HARBESON: Rise up against the force
BY DEBBIE HARBESON
CLARK COUNTY — An uneasy feeling of anticipation filled the air this past weekend as the Crusade for Children finished up its annual fundraising marathon. A Kentucky fire department chief is accused of embezzling hundreds of thousands of dollars intended for the Crusade, so organizers were unsure how this news would affect this year’s donations.
Everyone wondered if this scandal would burn a hole of mistrust inside this organization so large that donations would be severely affected. Crusade officials knew they needed to demonstrate their effectiveness in helping special needs children in the community. They understood they needed to calm any fears that the money would not get to the children who needed the help.
The fire department that was involved in the scandal did collect less money this year, but in total, the Crusade’s collection was the largest since 2005. Of course, it’s entirely possible they had to spend more than usual on promotional efforts in order to overcome the scandal, which means the actual take could indeed be less, but even so it was a success.
The Crusade already had a lot going for it to avert disaster because it is a voluntary organization. This enabled members to build the knowledge, strength and initiative they needed to accomplish goals.
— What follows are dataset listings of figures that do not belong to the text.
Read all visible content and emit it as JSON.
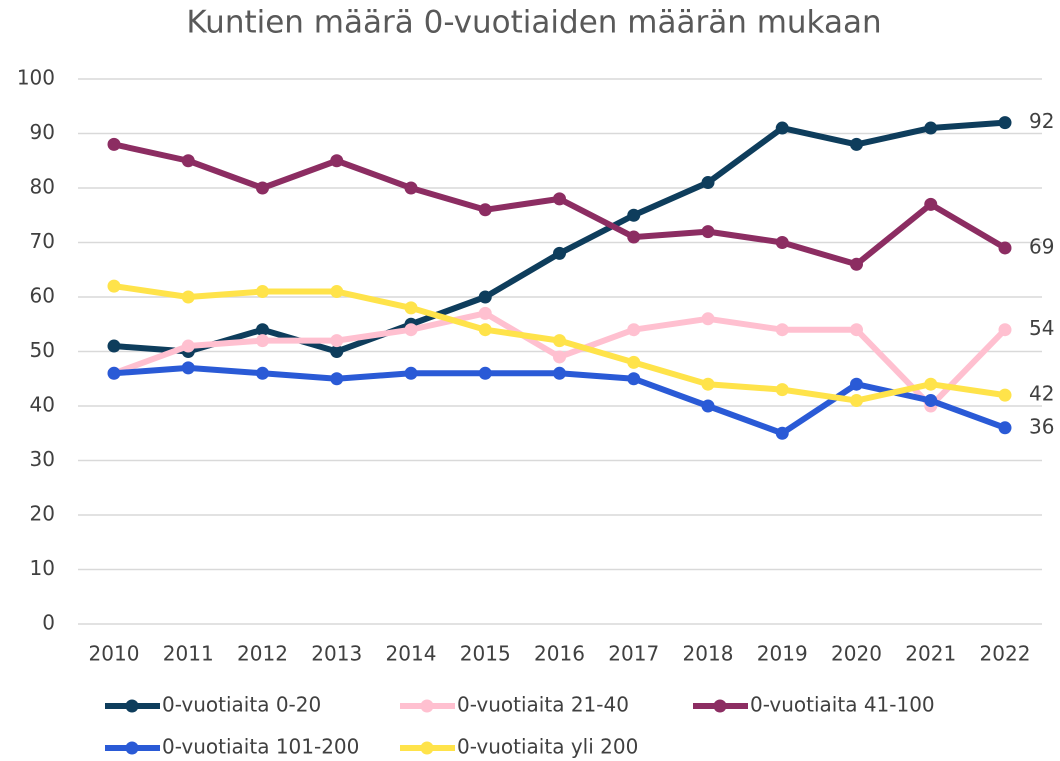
{
  "chart_data": {
    "type": "line",
    "title": "Kuntien määrä 0-vuotiaiden määrän mukaan",
    "categories": [
      "2010",
      "2011",
      "2012",
      "2013",
      "2014",
      "2015",
      "2016",
      "2017",
      "2018",
      "2019",
      "2020",
      "2021",
      "2022"
    ],
    "ylim": [
      0,
      100
    ],
    "yticks": [
      0,
      10,
      20,
      30,
      40,
      50,
      60,
      70,
      80,
      90,
      100
    ],
    "grid": true,
    "legend": "bottom",
    "series": [
      {
        "name": "0-vuotiaita 0-20",
        "color": "#0e3d5c",
        "values": [
          51,
          50,
          54,
          50,
          55,
          60,
          68,
          75,
          81,
          91,
          88,
          91,
          92
        ]
      },
      {
        "name": "0-vuotiaita 21-40",
        "color": "#ffc0d0",
        "values": [
          46,
          51,
          52,
          52,
          54,
          57,
          49,
          54,
          56,
          54,
          54,
          40,
          54
        ]
      },
      {
        "name": "0-vuotiaita 41-100",
        "color": "#8c2d62",
        "values": [
          88,
          85,
          80,
          85,
          80,
          76,
          78,
          71,
          72,
          70,
          66,
          77,
          69
        ]
      },
      {
        "name": "0-vuotiaita 101-200",
        "color": "#2a5ad6",
        "values": [
          46,
          47,
          46,
          45,
          46,
          46,
          46,
          45,
          40,
          35,
          44,
          41,
          36
        ]
      },
      {
        "name": "0-vuotiaita yli 200",
        "color": "#ffe34a",
        "values": [
          62,
          60,
          61,
          61,
          58,
          54,
          52,
          48,
          44,
          43,
          41,
          44,
          42
        ]
      }
    ]
  }
}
With or without a scandal, they’ve always had to work hard to persuade others that what they do is worthy of support. That’s what happens when you interact with others on a voluntary basis.
In addition, prospective donors had many choices in how to react to the situation. They could refuse to donate at all or they could give less than before. They could decide, after looking at the specifics of the scandal, that they don’t want a fire department to play middleman and just give the money straight to the Crusade. Forget the boots and sirens.
Isn’t it refreshing to see what people can accomplish voluntarily when they believe in something? Obviously people care. Obviously people will support causes without being forced.
It’s difficult to stop good people from doing good work when it’s based on voluntary interactions. Just imagine if all of our interactions were done in such a voluntary manner.
Just imagine if any government system, a school for example, had to actually work to get funds based on voluntary interactions rather than using force. What do you think they would do differently? What would you do differently when scandals occur?
It’s not the same with government entities though. Scandals inside government institutions are so much different. They are merely tiny scandals wrapped inside a much bigger scandal.
We think we’re making progress or have some real power when we vote in someone new after a government scandal breaks out, but meanwhile the money to fund their misguided actions keeps on pouring in from our pockets, whether we want it to or not. That’s scandalous.
With governments, the initial setup itself is the scandal. The system we condone is as immoral as that fire chief, taking other people’s money and spending it without their explicit consent.
It’s time to start rethinking what we’re doing. That’s why I’m on a crusade of my own, a crusade that calls for increased voluntary interactions and less force. I want to persuade you to see that government-approved force is the problem.
We need the freedom to think for ourselves and make our own individual noncoerced decisions on what deserves our support. We need the ability to opt out of promoting and funding scandalous behavior and nothing is more scandalous than pointing guns at people to get money. No matter what the cause.
Sellersburg resident Debbie Harbeson experienced an uneasy feeling of anticipation once when she found out she ate some laxative-laced brownies.